Local governments are adopting a range of expenditure reduction measures to balance their budgets. Many are instituting a hiring freeze and deferring large capital projects. Los Angeles instituted a 10 percent pay cut through furlough days over its next fiscal year for many as well as using reserves and special funds. Portland also instituted furloughs for unrepresented staff. New York is currently considering layoffs and furloughs as well. And these examples are large cities that received some aid from the federal government. Smaller cities like mine are left to their own devices to pick up the gap in funding. The bottom line: unless the federal government, which has the authority to borrow money, provides more aid to all local governments, services at the local level will suffer (and since local governments are often at the front lines of COVID-19 response, this could have the perverse effect of worsening the health situation).

In addition, because of COVID-19, there will be increased demand for many services. Local governments may, while cutting budgets overall, increase expenditures in some critical health related areas from the pandemic. FEMA will reimburse for some of these services because of its emergency nature, and as GAO reported, local governments need to invest resources to ensure they can recover maximum costs. Governments need to account for increased health care costs, ensuring public safety, taking care of our most vulnerable to ensure proper shelter for the unhoused, and ensure proper social distancing in the delivery of city services. 
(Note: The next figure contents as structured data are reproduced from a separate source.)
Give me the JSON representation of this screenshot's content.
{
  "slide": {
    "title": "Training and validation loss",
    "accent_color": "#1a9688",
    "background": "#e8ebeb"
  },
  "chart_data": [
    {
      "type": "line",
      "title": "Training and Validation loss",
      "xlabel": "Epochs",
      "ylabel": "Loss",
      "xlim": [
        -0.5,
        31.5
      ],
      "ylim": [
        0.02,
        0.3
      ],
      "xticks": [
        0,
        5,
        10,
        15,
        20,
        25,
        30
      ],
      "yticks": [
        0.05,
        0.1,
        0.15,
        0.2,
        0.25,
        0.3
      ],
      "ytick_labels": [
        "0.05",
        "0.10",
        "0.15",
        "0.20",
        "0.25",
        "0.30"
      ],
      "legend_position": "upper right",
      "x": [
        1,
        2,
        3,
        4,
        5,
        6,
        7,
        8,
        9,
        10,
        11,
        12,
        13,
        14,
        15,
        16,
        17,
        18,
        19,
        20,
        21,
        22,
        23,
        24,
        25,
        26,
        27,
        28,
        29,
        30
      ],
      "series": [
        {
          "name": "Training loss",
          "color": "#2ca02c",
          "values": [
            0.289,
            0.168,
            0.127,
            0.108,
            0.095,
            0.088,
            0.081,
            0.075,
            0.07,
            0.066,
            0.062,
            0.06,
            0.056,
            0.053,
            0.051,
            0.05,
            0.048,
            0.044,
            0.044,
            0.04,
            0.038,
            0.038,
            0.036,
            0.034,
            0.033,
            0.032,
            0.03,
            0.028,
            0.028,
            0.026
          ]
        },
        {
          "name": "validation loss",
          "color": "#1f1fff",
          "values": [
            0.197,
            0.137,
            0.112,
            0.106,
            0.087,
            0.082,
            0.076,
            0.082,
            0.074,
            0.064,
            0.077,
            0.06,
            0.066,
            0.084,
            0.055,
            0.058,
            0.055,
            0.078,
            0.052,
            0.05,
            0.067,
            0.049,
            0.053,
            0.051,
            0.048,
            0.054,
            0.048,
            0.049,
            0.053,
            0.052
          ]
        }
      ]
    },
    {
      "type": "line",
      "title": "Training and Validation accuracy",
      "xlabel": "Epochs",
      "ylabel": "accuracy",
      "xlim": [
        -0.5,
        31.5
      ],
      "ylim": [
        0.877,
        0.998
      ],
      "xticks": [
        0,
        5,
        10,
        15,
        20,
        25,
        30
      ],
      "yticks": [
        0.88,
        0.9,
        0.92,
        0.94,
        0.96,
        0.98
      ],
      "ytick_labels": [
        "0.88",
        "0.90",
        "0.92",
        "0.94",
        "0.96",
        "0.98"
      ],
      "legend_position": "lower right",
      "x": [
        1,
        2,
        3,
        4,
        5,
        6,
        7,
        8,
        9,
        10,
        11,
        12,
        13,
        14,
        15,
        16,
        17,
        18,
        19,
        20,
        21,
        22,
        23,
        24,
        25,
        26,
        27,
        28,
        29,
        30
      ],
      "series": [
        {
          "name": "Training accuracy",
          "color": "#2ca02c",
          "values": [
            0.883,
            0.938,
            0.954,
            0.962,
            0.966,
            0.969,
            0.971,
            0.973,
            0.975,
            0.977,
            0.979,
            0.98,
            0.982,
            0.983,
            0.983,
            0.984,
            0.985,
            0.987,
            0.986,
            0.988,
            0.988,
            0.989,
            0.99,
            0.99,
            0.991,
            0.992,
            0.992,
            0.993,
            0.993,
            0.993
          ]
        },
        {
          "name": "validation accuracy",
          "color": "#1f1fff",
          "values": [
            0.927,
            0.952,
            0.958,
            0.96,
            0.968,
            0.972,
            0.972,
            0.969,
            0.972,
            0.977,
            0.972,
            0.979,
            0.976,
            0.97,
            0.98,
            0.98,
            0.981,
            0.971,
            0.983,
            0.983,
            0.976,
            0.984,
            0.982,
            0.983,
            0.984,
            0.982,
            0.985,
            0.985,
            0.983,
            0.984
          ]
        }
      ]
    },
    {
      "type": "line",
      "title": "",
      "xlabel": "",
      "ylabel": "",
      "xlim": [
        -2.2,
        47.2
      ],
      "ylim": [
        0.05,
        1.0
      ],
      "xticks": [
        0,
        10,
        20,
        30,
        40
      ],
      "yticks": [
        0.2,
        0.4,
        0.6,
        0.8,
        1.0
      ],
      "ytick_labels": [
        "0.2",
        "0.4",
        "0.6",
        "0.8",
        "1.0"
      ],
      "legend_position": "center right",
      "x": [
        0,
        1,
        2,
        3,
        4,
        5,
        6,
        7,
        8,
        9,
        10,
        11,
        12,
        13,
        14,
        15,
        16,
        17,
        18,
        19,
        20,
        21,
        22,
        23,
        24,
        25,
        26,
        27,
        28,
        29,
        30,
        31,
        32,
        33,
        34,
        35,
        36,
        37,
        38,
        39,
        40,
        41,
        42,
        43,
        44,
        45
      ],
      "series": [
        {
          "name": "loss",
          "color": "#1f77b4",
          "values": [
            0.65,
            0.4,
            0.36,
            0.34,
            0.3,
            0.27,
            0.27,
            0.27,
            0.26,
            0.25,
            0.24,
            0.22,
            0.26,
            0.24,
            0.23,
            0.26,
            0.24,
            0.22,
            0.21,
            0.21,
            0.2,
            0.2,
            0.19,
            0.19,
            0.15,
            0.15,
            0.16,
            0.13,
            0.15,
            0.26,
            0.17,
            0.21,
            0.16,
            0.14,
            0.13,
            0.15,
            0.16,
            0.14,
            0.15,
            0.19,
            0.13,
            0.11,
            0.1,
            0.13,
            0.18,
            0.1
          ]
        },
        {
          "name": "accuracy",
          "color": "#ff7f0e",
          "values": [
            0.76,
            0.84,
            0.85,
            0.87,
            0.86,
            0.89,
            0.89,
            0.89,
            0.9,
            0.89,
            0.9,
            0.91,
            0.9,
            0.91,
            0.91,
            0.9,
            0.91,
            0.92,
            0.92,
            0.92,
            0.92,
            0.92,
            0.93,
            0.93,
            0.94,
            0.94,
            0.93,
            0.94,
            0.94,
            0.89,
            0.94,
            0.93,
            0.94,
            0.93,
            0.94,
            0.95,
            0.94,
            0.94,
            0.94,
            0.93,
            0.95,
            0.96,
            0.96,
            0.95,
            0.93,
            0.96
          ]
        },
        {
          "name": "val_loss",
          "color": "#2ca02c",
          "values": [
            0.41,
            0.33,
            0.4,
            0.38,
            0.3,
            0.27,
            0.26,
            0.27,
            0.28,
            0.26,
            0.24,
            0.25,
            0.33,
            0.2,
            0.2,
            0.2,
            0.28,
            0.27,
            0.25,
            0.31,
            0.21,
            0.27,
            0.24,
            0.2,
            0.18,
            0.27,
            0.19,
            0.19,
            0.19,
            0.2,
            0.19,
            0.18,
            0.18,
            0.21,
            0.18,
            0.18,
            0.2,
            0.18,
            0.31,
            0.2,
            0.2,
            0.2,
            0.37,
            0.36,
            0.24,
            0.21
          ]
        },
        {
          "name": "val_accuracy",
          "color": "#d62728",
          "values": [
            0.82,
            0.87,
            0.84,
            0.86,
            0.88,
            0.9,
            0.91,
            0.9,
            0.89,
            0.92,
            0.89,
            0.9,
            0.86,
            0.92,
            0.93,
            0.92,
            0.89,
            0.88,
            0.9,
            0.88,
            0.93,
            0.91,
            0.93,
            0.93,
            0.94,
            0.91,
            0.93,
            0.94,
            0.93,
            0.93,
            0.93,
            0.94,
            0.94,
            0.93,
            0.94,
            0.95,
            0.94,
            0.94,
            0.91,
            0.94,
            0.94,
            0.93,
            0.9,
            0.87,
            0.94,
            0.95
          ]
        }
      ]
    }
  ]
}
Some of this fiscal pressure may be relieved as other expenditures decrease. Some practices that could help decision makers in expenditure reduction include: 1) assessing essential services for the community rather than across the board cuts; 2) delaying non-essential projects; 3) looking at needs as a whole; 4) when enacting cuts, doing it swiftly to maximize the impacts; 5) when using reserves, ensure they last for the duration of the downturn; and 6) establish office of cost savings if no auditor exists.

Finally, we can use this pandemic as an opportunity to look at some long term practices with fresh eyes. While governments are doing the hard job of balancing budgets, we also have an opportunity for evaluating and reviewing how to better deliver services. How can we be more efficient? How can we deliver government services to better serve the public remotely? How can we best support small businesses as they prepare to open up? What public health measures should we put in place more permanently to help the most vulnerable? 

Ultimately while local governments have many tools at their disposal, the economic impacts are so devastating, that it will be impossible to provide quality services for our communities without federal support. Congress can provide significant emergency funding when it wants to – for example, it has opened up trillions of dollars to support large corporations. It is critical that Congress take state and local needs seriously and allocate significant funds for local governments on the front lines working to protect the public health and safety of our people.